PAGE 4
What Becomes of the Pins
by
“They went away together at last, one quite well and strong again, the other a sad wreck, but a better woman for the trial, I think, and she carried comfort with her. Poor little Sally led her, a faithful guide, a tender nurse, a devoted daughter to her all her life.”
Here the pin paused, out of breath, and Miss Ellen shook a bright drop off the lace that lay in her lap, as she said in a tone of real interest,–
“What happened next? How long did you stay in the hospital?”
“I stayed a year, for Nurse used me one day to pin up a print at the foot of a poor man’s bed, and he took such comfort in it they let it hang till he died. A lovely picture of a person who held out his arms to all the suffering and oppressed, and they gathered about him to be comforted and saved. The forlorn soul had led a wicked life, and now lay dying a long and painful death, but something in that divine face taught him to hope for pardon, and when no eye but mine saw him in the lonely nights he wept, and prayed, and struggled to repent. I think he was forgiven, for when at last he lay dead a smile was on his lips that never had been there before. Then the print was taken down, and I was used to pin up a bundle of red flannel by one of the women, and for months I lay in a dark chest, meditating on the lessons I had already learned.
“Suddenly I was taken out, and when a queer round pin-ball of the flannel had been made by a nice old lady, I was stuck in it with a party of fat needles, and a few of my own race, all with stout bodies and big heads.
“‘The dear boy is clumsy with his fingers, and needs strong things to use,’ said the old lady, as she held the tomato cushion in both hands and kissed it before she put it into a soldier’s ‘comfort bag.’
“‘Now I shall have a lively time!’ I thought, and looked gaily about me, for I liked adventures, and felt that I was sure of them now.
“I cannot begin to tell you all I went through with that boy, for he was brave as a lion and got many hard knocks. We marched, and camped, and fought, and suffered, but we never ran away, and when at last a Minie ball came smashing through the red cushion (which Dick often carried in his pocket as a sort of charm to keep him safe, for men seldom use pins), I nearly lost my head, for the stuffing flew out, and we were all knocked about in a dreadful way. The cushion and the old wallet together saved Dick’s life, however, for the ball did not reach his brave heart, and the last I saw of him as I fell out of the hasty hand that felt for a wound was a soft look in the brave bright eyes, as he said to himself with a smile,–
“‘Dear old mother hasn’t lost her boy yet, thank God!’
“A colored lad picked me up, as I lay shining on the grass, and pins being scarce in those parts, gave me to his mammy, who kept me to fasten her turban. Quite a new scene I found, for in the old cabin were a dozen children and their mothers making ready to go North.

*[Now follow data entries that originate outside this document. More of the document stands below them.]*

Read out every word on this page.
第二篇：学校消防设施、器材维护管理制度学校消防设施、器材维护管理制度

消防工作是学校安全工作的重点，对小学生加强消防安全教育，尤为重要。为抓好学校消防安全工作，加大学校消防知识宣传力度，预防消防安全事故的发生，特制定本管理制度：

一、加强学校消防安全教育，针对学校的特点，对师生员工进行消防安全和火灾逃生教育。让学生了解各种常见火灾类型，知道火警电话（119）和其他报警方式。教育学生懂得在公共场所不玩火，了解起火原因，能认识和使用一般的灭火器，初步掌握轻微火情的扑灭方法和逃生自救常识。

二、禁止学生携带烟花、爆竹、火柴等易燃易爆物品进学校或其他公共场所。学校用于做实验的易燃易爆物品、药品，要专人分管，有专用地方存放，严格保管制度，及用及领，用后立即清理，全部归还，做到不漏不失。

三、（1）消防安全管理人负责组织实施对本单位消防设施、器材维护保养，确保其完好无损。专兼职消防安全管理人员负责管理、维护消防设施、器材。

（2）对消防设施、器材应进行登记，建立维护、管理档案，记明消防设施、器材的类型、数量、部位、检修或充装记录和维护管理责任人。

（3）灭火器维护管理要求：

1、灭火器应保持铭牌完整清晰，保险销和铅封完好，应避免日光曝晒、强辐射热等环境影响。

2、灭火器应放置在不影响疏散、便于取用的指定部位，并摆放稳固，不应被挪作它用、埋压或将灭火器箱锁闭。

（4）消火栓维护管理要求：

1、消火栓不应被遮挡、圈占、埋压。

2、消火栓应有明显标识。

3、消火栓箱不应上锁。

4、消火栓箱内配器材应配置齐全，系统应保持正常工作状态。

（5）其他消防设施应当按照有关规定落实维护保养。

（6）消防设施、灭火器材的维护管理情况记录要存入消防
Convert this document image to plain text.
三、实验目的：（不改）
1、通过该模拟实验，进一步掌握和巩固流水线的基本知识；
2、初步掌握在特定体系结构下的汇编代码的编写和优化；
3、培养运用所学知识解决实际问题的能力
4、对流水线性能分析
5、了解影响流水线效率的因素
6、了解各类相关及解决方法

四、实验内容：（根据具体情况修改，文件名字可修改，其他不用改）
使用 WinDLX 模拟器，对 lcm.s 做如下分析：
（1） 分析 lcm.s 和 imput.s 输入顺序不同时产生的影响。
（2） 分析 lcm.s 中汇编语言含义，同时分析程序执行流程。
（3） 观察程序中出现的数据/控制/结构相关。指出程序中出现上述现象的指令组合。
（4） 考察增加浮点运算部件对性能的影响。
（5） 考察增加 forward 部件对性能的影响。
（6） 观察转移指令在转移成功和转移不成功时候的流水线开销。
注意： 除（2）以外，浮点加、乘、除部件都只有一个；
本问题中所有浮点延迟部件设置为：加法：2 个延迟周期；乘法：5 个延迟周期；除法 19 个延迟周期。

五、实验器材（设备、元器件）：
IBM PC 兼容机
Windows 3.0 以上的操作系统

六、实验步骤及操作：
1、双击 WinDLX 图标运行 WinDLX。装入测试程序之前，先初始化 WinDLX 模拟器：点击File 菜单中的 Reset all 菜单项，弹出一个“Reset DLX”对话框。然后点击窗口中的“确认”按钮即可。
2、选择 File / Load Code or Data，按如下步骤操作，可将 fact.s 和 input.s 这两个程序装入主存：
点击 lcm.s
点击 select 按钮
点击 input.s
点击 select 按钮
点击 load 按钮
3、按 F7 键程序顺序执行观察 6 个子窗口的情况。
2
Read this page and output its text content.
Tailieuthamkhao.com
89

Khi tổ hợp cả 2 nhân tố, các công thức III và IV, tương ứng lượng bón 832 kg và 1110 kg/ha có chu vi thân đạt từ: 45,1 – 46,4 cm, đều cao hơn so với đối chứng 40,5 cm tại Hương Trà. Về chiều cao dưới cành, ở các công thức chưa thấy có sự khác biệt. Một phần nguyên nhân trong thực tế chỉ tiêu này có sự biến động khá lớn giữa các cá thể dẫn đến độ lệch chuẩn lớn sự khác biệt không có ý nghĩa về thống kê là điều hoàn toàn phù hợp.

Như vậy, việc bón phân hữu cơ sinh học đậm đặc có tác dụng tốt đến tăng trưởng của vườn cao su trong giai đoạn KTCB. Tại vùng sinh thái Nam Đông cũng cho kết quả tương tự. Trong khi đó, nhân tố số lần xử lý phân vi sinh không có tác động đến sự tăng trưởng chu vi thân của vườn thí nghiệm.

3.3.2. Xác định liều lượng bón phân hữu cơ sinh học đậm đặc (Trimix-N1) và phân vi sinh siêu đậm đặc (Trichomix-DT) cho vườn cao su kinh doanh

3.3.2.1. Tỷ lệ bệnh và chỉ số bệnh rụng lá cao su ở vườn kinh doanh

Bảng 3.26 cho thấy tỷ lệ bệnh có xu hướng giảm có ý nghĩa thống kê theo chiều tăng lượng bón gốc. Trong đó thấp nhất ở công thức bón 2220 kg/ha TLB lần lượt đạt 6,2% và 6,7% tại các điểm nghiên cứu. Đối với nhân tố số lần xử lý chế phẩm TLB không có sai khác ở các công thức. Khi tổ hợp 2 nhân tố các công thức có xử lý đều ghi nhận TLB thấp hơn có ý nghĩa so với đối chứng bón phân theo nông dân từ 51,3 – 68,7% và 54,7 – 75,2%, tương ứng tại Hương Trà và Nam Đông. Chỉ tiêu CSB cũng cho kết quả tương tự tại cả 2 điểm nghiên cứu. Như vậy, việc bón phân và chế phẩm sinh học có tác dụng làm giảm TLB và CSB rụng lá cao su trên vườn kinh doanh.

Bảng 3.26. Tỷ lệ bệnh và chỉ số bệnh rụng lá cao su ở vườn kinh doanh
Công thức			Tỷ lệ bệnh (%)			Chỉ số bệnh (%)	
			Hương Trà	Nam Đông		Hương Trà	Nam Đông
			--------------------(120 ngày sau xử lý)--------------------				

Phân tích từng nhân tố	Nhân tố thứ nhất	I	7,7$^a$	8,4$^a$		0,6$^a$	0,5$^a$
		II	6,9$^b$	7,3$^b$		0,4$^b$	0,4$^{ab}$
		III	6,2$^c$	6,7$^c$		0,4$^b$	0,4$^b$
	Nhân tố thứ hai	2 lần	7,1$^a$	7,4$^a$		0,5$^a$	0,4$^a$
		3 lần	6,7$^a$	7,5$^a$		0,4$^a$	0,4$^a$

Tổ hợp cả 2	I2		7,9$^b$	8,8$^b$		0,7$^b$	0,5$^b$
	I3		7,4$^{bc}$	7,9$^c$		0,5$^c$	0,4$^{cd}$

The men were all away fighting or serving the army, so mammy led the little troop, and they marched off one day following the gay turban like a banner, for she had a valiant soul, and was bound to find safety and freedom for her children at all risks.
“In my many wanderings to and fro, I never made so strange a journey as that one, but I enjoyed it, full of danger, weariness and privation as it was; and every morning when mammy put on the red and yellow handkerchief I was proud to sit aloft on that good gray head, and lead the forlorn little army toward a land of liberty.